Torna la protesta in Iran, la polizia spara sulla folla

Sono tornati. Un mese dopo la grande truffa elettorale, dieci anni dopo quella maglietta insanguinata simbolo della protesta del 1999 studenti e folla sono di nuovo in piazza, di nuovo a piazza Azadi, di nuovo di fronte all'università. Lì il 18 Tir del 1999 le milizie basiji fecero irruzione nei dormitori occupati dagli studenti uccidendone uno e ferendone qualche decina. La maglietta imbrattata di sangue di uno di quei ragazzi diventò il simbolo della rabbia e della repressione. Quella volta finì in pochi giorni. Stavolta non smette. Stavolta a quasi un mese dalle elezioni rubate del 12 giugno studenti e cittadini beffati continuano a scendere in piazza, a gridare la loro rabbia contro il regime, ad affrontare le milizie basiji, a sfidare le minacce delle autorità. E soprattutto continuano ad inneggiare a Mir Hossein Moussavi, il 67enne ex primo ministro diventato l'icona dell'opposizione al regime. I blog e i siti internet dell'opposizione iraniana, da giorni, invitavano a non dimenticare a scendere in piazza e a manifestare in silenzio con una rosa in mano. Ieri pomeriggio quell'invito fa piazza pulita delle minacce di regime.
«Se qualcuno influenzato dalle correnti anti rivoluzionarie prenderà iniziative contrarie alla sicurezza si ritroverà schiacciato sotto i piedi di chi è preposto a vigilare», avvisava ieri mattina il governatore Morteza Tamadon. Ma le sue parole stavolta non fanno paura. Gli studenti e i dimostranti s'avvicinano a piccoli gruppi, evitano i cordoni della polizia, si riuniscono a poca distanza dagli ingressi dell'università. Poi all'improvviso i tumulti, gli scontri, i basiji che caricano, gli spari in aria dei poliziotti, una nube grigia di lacrimogeni che ricopre slarghi e incroci. «Morte al dittatore», lo slogan che dieci anni fa nessuno avrebbe osato urlare, rimbomba tra le case, fa da colonna sonora alle cariche dei basiji, alle incertezze della polizia, ai caroselli di manifestanti ora in fuga, ora di nuovo incolonnati. «La polizia sta sparando in aria e arrestando alcune persone, ora stanno esplodendo i lacrimogeni, i basiji in moto controllano tutta la zona», riferiscono i messaggi su twitter che a sera riecheggiano notizie drammatiche: almeno due morti e 12 feriti tra i manifestanti (prima si era parlato solo di tre feriti), un miliziano preso in ostaggio dalla folla sulla piazza Enghelab.

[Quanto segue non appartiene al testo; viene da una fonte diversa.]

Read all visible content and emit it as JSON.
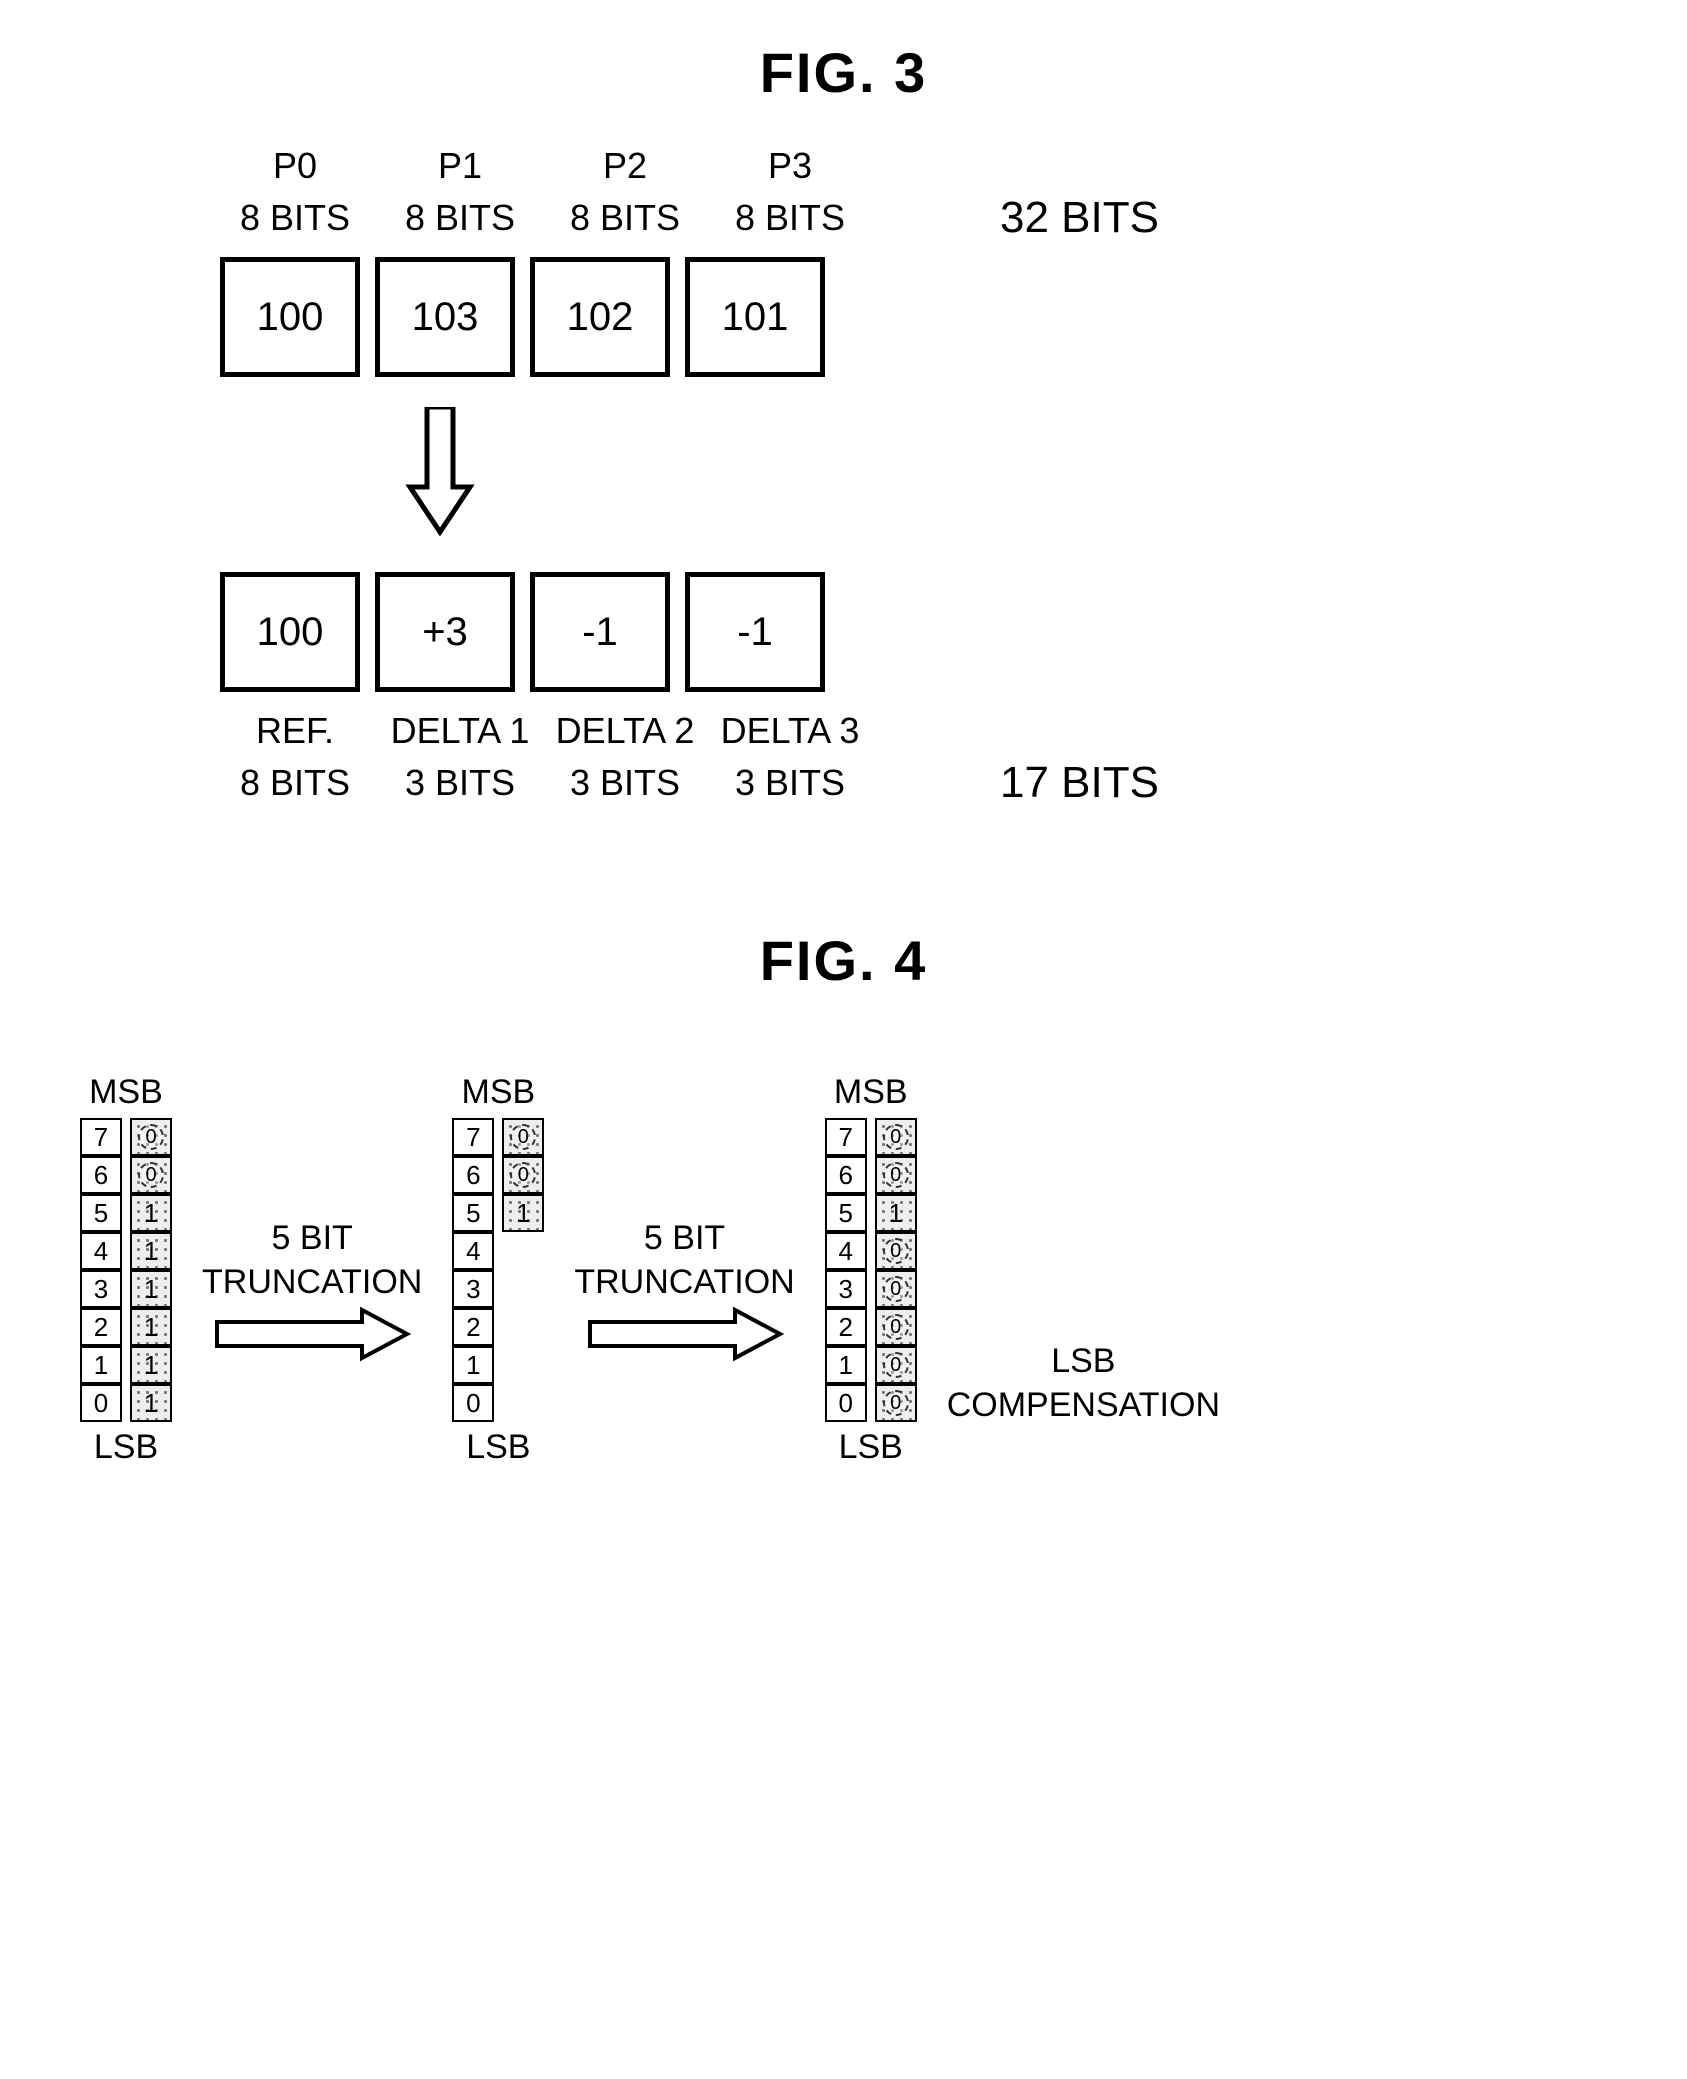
{
  "fig3": {
    "title": "FIG. 3",
    "top": {
      "headers": [
        "P0",
        "P1",
        "P2",
        "P3"
      ],
      "bits": [
        "8 BITS",
        "8 BITS",
        "8 BITS",
        "8 BITS"
      ],
      "values": [
        "100",
        "103",
        "102",
        "101"
      ],
      "total": "32 BITS"
    },
    "bottom": {
      "values": [
        "100",
        "+3",
        "-1",
        "-1"
      ],
      "labels": [
        "REF.",
        "DELTA 1",
        "DELTA 2",
        "DELTA 3"
      ],
      "bits": [
        "8 BITS",
        "3 BITS",
        "3 BITS",
        "3 BITS"
      ],
      "total": "17 BITS"
    }
  },
  "fig4": {
    "title": "FIG. 4",
    "msb": "MSB",
    "lsb": "LSB",
    "arrow_label_1": "5 BIT",
    "arrow_label_2": "TRUNCATION",
    "comp_1": "LSB",
    "comp_2": "COMPENSATION",
    "stack1": {
      "index": [
        "7",
        "6",
        "5",
        "4",
        "3",
        "2",
        "1",
        "0"
      ],
      "data": [
        "0",
        "0",
        "1",
        "1",
        "1",
        "1",
        "1",
        "1"
      ],
      "data_circled": [
        true,
        true,
        false,
        false,
        false,
        false,
        false,
        false
      ]
    },
    "stack2": {
      "index": [
        "7",
        "6",
        "5",
        "4",
        "3",
        "2",
        "1",
        "0"
      ],
      "data": [
        "0",
        "0",
        "1"
      ],
      "data_circled": [
        true,
        true,
        false
      ]
    },
    "stack3": {
      "index": [
        "7",
        "6",
        "5",
        "4",
        "3",
        "2",
        "1",
        "0"
      ],
      "data": [
        "0",
        "0",
        "1",
        "0",
        "0",
        "0",
        "0",
        "0"
      ],
      "data_circled": [
        true,
        true,
        false,
        true,
        true,
        true,
        true,
        true
      ]
    }
  }
}
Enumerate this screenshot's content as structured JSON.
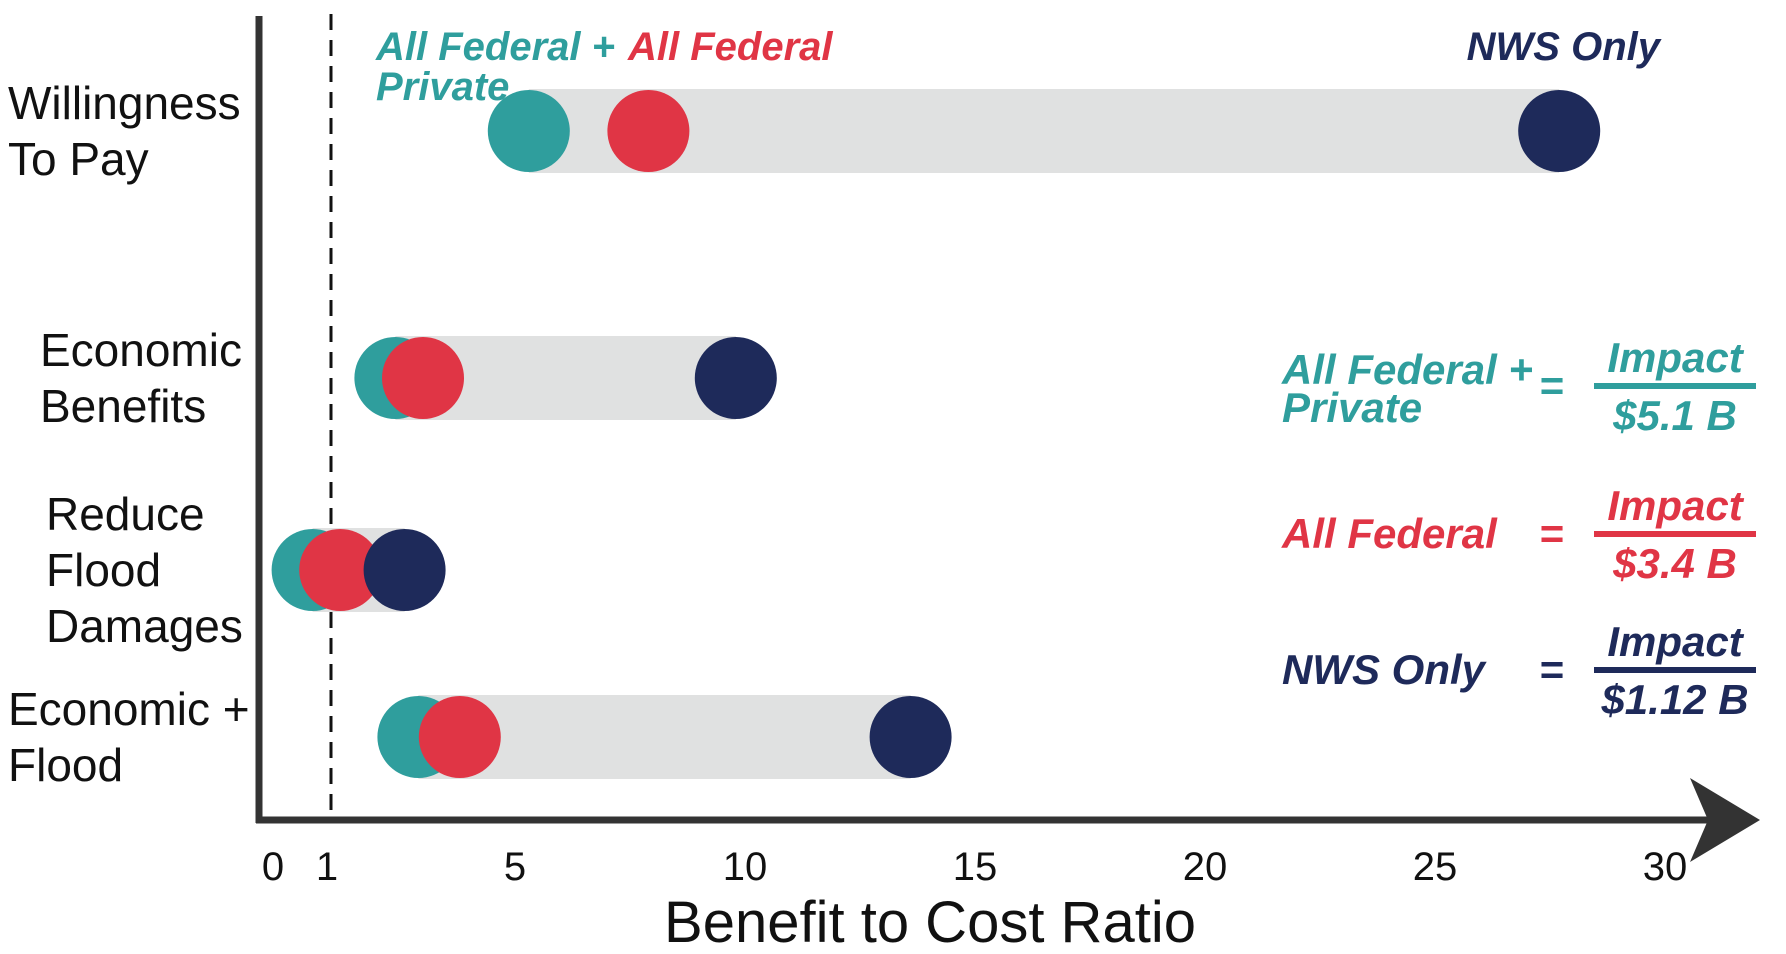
{
  "chart_data": {
    "type": "dot-range",
    "xlabel": "Benefit to Cost Ratio",
    "xlim": [
      0,
      30
    ],
    "x_ticks": [
      0,
      1,
      5,
      10,
      15,
      20,
      25,
      30
    ],
    "x_tick_labels": [
      "0",
      "1",
      "5",
      "10",
      "15",
      "20",
      "25",
      "30"
    ],
    "reference_line": 1,
    "categories": [
      [
        "Willingness",
        "To Pay"
      ],
      [
        "Economic",
        "Benefits"
      ],
      [
        "Reduce",
        "Flood",
        "Damages"
      ],
      [
        "Economic +",
        "Flood"
      ]
    ],
    "series": [
      {
        "name": "All Federal + Private",
        "label_lines": [
          "All Federal +",
          "Private"
        ],
        "color": "#2f9e9d",
        "values": [
          5.3,
          2.4,
          0.6,
          2.9
        ]
      },
      {
        "name": "All Federal",
        "label_lines": [
          "All Federal"
        ],
        "color": "#e03545",
        "values": [
          7.9,
          3.0,
          1.2,
          3.8
        ]
      },
      {
        "name": "NWS Only",
        "label_lines": [
          "NWS Only"
        ],
        "color": "#1e2a5a",
        "values": [
          27.7,
          9.8,
          2.6,
          13.6
        ]
      }
    ],
    "range_bar_color": "#e0e1e1"
  },
  "legend": [
    {
      "series": "All Federal + Private",
      "label_lines": [
        "All Federal +",
        "Private"
      ],
      "equals": "=",
      "numerator": "Impact",
      "denominator": "$5.1 B",
      "color": "#2f9e9d"
    },
    {
      "series": "All Federal",
      "label_lines": [
        "All Federal"
      ],
      "equals": "=",
      "numerator": "Impact",
      "denominator": "$3.4 B",
      "color": "#e03545"
    },
    {
      "series": "NWS Only",
      "label_lines": [
        "NWS Only"
      ],
      "equals": "=",
      "numerator": "Impact",
      "denominator": "$1.12 B",
      "color": "#1e2a5a"
    }
  ]
}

Come sempre telefonini e internet smettono di funzionare al primo segno di disordini, ma stavolta non sembra essercene bisogno. Stavolta i manifestanti seguono una regia precisa. Si disperdono non appena compaiono i basiji in moto, scompaiono per ricomparire e riprendere i loro slogan un chilometro più in là. In questa giostra confusa tra i fumi acri dei candelotti e dei cassonetti d'immondizia bruciati nessuno sa veramente dire quanti siano gli oppositori. Qualcuno all'inizio ne conta 250 al massimo, ma poi il serpentone umano assume forma e consistenza. Alcuni testimoni parlano di oltre mille persone. Secondo la Cnn, che cita un giornalista sul posto, gli agenti anti-sommossa e le forze paramilitari avrebbero caricato un corteo di quasi tremila persone diretto verso l'università. L'agenzia France Presse, citando testimoni, riferisce di circa tremila manifestanti sparsi tra piazza Azadi e le vie dell'ateneo. Il regime nonostante le divisioni interne innescate da repressione e manifestazioni continua a ignorare la protesta e il presidente Mahmoud Ahmadinejad ripete che «i nemici» saranno «obbligati a trattare» con lui.

«Oggi i nemici - ha detto ieri Ahmadinejad, - sono molto arrabbiati poiché, malgrado la loro propaganda, è arrivato al potere un governo forte del sostegno di 40 milioni di elettori che non concederà loro alcun vantaggio. Dovranno vedersela con noi».